Supreme Court Guts FTC’s Power To Seek Restitution
The Supreme Court has deprived the Federal Trade Commission of one of its most potent legal weapons—its ability to secure refunds for consumers defrauded, scammed, or otherwise harmed by the companies it regulates.
- The Supreme Court has dealt a major blow to the Federal Trade Commission’s consumer protection program, invalidating its strongest legal tool.
- The FTC can no longer rely on a section of the FTC Act to collect billions of dollars for consumers who have been harmed by fraud or other alleged wrongdoing, the Supreme Court ruled.
- The FTC is petitioning Congress to pass a new law to restore its legal powers.
In a 9-0 decision Thursday in a case called AMG Capital Management LLC v. FTC, the court ruled that the agency can no longer use Section 13(b) of the Federal Trade Commission Act to sue companies for monetary relief for consumers.
Section 13(b) is a legal power the agency has relied on for four decades to collect billions of dollars on behalf of consumers—$11.2 billion over the last five years alone. But AMG Capital, a company targeted under the section, successfully argued that this part of the law only gives the FTC the power to make defendants stop what they’re doing, not to force them to pay restitution.
The legal defeat guts a power that the FTC has considered essential to how it carries out its consumer protection mission, one that it routinely used against companies that it accused of mistreating consumers in some way. For example, the FTC relied on its 13(b) authority when it sued the credit bureau Equifax, winning a $575 million settlement, because of a massive data breach in 2017 that exposed the personal information of 147 million people.
“It’s about as complete a loss as you could get,” Stephen Calkins, a former general counsel for the FTC and a law professor at Wayne State University, said of the court’s decision. “It’s hard to overestimate how much of a blow this is to the FTC’s program.”
Plaintiff Is a Payday Loan Company
In the AMG Capital case, the high court sided with Scott Walker—the owner of payday loan companies including AMG Capital Management—who used fine print and surprise automatic payment renewals to deceptively charge consumers between 2008 and 2012.
The FTC sued Walker in 2012 and eventually won an order for him to pay $1.27 billion in restitution, but Justice Stephen Breyer, writing for the unanimous court, said the FTC actually does not have the power to seek redress through Section 13(b).
Language authorizing the FTC to seek a “permanent injunction” does not include monetary relief, as lower courts had previously held, the Supreme Court concluded.
“That reading would allow a small statutory tail to wag a very large dog,” Breyer wrote.
While the FTC can still rely on other parts of the FTC Act to seek restitution for consumers —the justices said, Breyer anticipated regulators may find them “too cumbersome or otherwise inadequate.”
Indeed, the FTC said it had been dealt a serious defeat.
“In AMG Capital, the Supreme Court ruled in favor of scam artists and dishonest corporations, leaving average Americans to pay for illegal behavior,” FTC Acting Chairwoman Rebecca Kelly Slaughter said in a statement. “With this ruling, the Court has deprived the FTC of the strongest tool we had to help consumers when they need it most.”
Help From Congress
Anticipating its defeat, the FTC asked Congress to restore its legal powers during a hearing before a Senate committee on Tuesday. Slaughter said the agency’s Section 13(b) powers were under attack and asked Congress to “affirm our full authority” under the section.

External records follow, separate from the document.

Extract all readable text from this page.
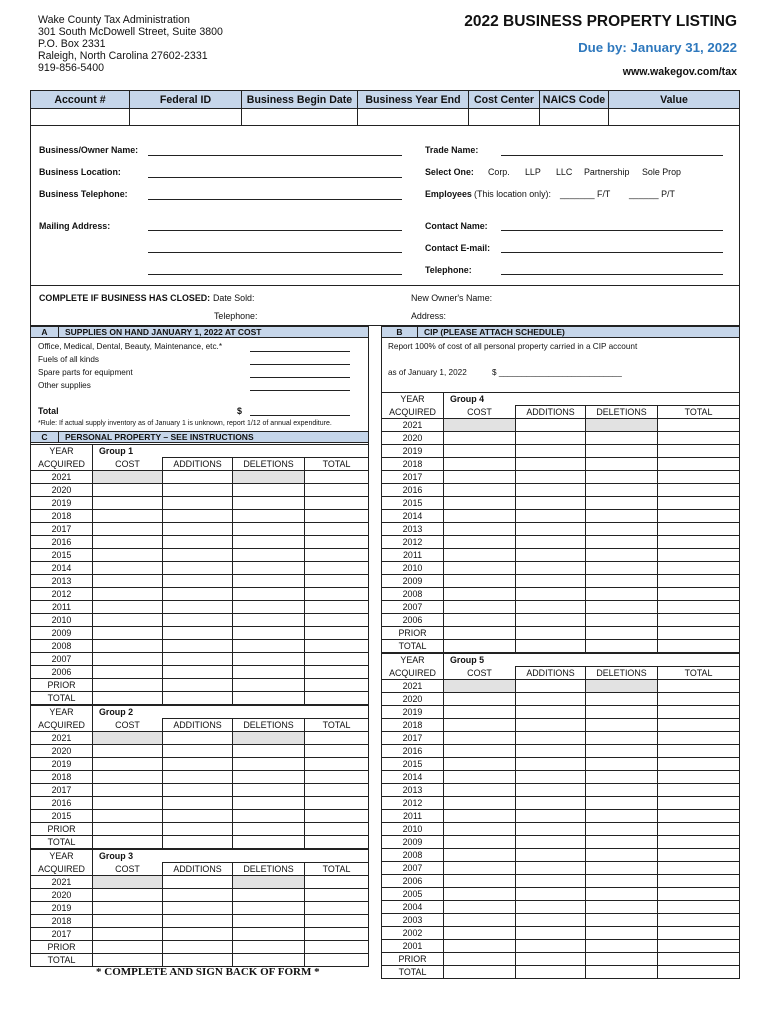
Wake County Tax Administration
301 South McDowell Street, Suite 3800
P.O. Box 2331
Raleigh, North Carolina 27602-2331
919-856-5400
2022 BUSINESS PROPERTY LISTING
Due by: January 31, 2022
www.wakegov.com/tax
Account #	Federal ID	Business Begin Date	Business Year End	Cost Center	NAICS Code	Value

Business/Owner Name:
Business Location:
Business Telephone:
Mailing Address:
Trade Name:
Select One: Corp. LLP LLC Partnership Sole Prop
Employees (This location only): _______ F/T ______ P/T
Contact Name:
Contact E-mail:
Telephone:
COMPLETE IF BUSINESS HAS CLOSED: Date Sold:
Telephone:
New Owner's Name:
Address:
A	SUPPLIES ON HAND JANUARY 1, 2022 AT COST
Office, Medical, Dental, Beauty, Maintenance, etc.*
Fuels of all kinds
Spare parts for equipment
Other supplies
Total	$
*Rule: If actual supply inventory as of January 1 is unknown, report 1/12 of annual expenditure.
C	PERSONAL PROPERTY – SEE INSTRUCTIONS
B	CIP (PLEASE ATTACH SCHEDULE)
Report 100% of cost of all personal property carried in a CIP account
as of January 1, 2022	$ ___________________________
YEAR	Group 1			
ACQUIRED	COST	ADDITIONS	DELETIONS	TOTAL
2021				
2020				
2019				
2018				
2017				
2016				
2015				
2014				
2013				
2012				
2011				
2010				
2009				
2008				
2007				
2006				
PRIOR				
TOTAL				
YEAR	Group 2			
ACQUIRED	COST	ADDITIONS	DELETIONS	TOTAL
2021				
2020				
2019				
2018				
2017				
2016				
2015				
PRIOR				
TOTAL				
YEAR	Group 3			
ACQUIRED	COST	ADDITIONS	DELETIONS	TOTAL
2021				
2020				
2019				
2018				
2017				
PRIOR				
TOTAL				
YEAR	Group 4			
ACQUIRED	COST	ADDITIONS	DELETIONS	TOTAL
2021				
2020				
2019				
2018				
2017				
2016				
2015				
2014				
2013				
2012				
2011				
2010				
2009				
2008				
2007				
2006				
PRIOR				
TOTAL				
YEAR	Group 5			
ACQUIRED	COST	ADDITIONS	DELETIONS	TOTAL
2021				
2020				
2019				
2018				
2017				
2016				
2015				
2014				
2013				
2012				
2011				
2010				
2009				
2008				
2007				
2006				
2005				
2004				
2003				
2002				
2001				
PRIOR				
TOTAL				
* COMPLETE AND SIGN BACK OF FORM *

Committees in the House and Senate will take up the matter in separate hearings scheduled for next week. And a bill introduced Tuesday by California Democratic Rep. Tony Cárdenas would cement the FTC’s consumer redress power.
“The COVID-19 pandemic has given rise to an increase of scams and fraud that prey on consumers’ fears and financial insecurities,” Cárdenas said in a statement. “The FTC’s ability to return money taken from Americans through scams or fraud is under attack in the courts. Inaction is not an option and will only embolden these bad actors.”
Unless the FTC gains new powers from lawmakers, it will likely have to resort to less effective legal strategies, Calkins said.
“When you ask what the FTC does, especially in terms of consumer law, the answer is it goes to court and uses 13(b) to get relief for consumers from people who have done bad things,” he said. “This is what the FTC does for a living, and now it can no longer do that.”